We developed two zebrafish models for USH1C, both of which exhibit a strong deafblindness phenotype at early developmental stages. Young fish with depleted ush1c function have penetrant and specific visual defects as well as compromised hair cell development resulting in hearing and balance impairment. Detailed analyses of the resulting phenotype confirmed a requirement of the Ush1c protein in hair cell morphogenesis, and have implicated Müller glial cells in supporting harmonin-mediated ribbon synapse stability and function. Usher syndrome has traditionally not been considered a developmental disease of vision. The results of our research, however, demonstrated that visual defects can be detected from the onset of vision in zebrafish with depletedush1c function, thus providing a rationale for early diagnosis of Usher syndrome visual defects in humans (Phillips et al., 2011). These studies have paved the way toward development of early diagnostic procedures for young Usher patients.
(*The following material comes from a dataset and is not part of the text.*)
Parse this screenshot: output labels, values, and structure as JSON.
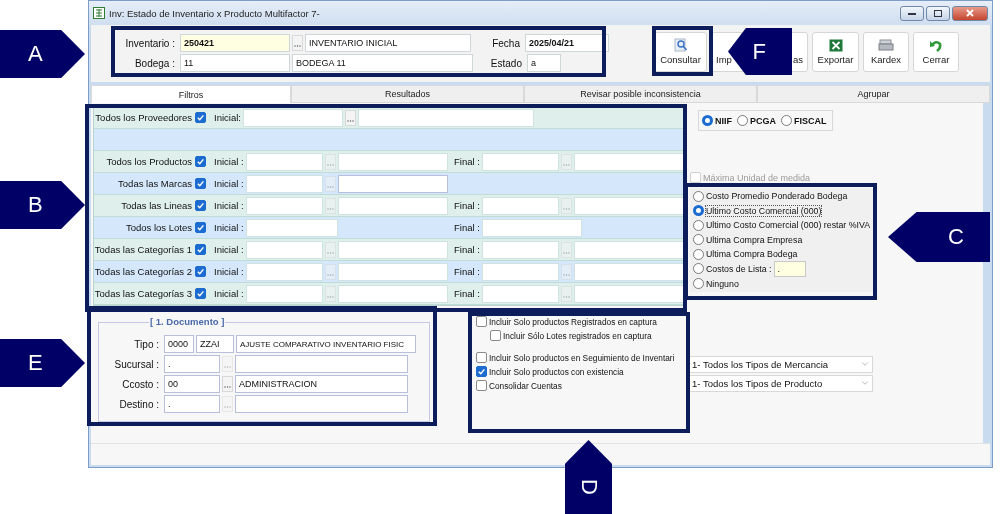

By analyzing interactions among the Usher proteins, we discovered that they preassmble into a multi-molecular complex at the time of there synthesis in the endoplasmic reticulum (ER). Mutations in Usher genes result in failure of the complex to form, as well as intracellular trafficking defects. This triggers the unfolded protein response leading to ER stress and cell death. Thus, ER stress may be the proximal cause of retinal and inner ear hair cell degeneration (Blanco-Sanchéz et al., 2014).
Recent studies of other neurodegenerative diseases such as Alzheimer’s, Parkinson’s, and some retinopathies have implicated ER stress as a probable cause of cell death. The link between ER stress and apoptosis raises the possibility that therapeutics being developed for the treatment of these other neurodegenerative diseases will be helpful in managing the progression of symptoms in Usher syndrome patients. Although hearing defects are typically congenital in Usher syndrome, due to defects in the mechanoreceptors, mechanosensory hair cells ultimately die. In all forms of Usher syndrome, vision loss is progressive and photoreceptors degenerate over decades. Treatments that delay or reduce cell loss will provide time to patients, while therapies that address the defects can be developed and applied to the remaining, non-degenerating cell populations.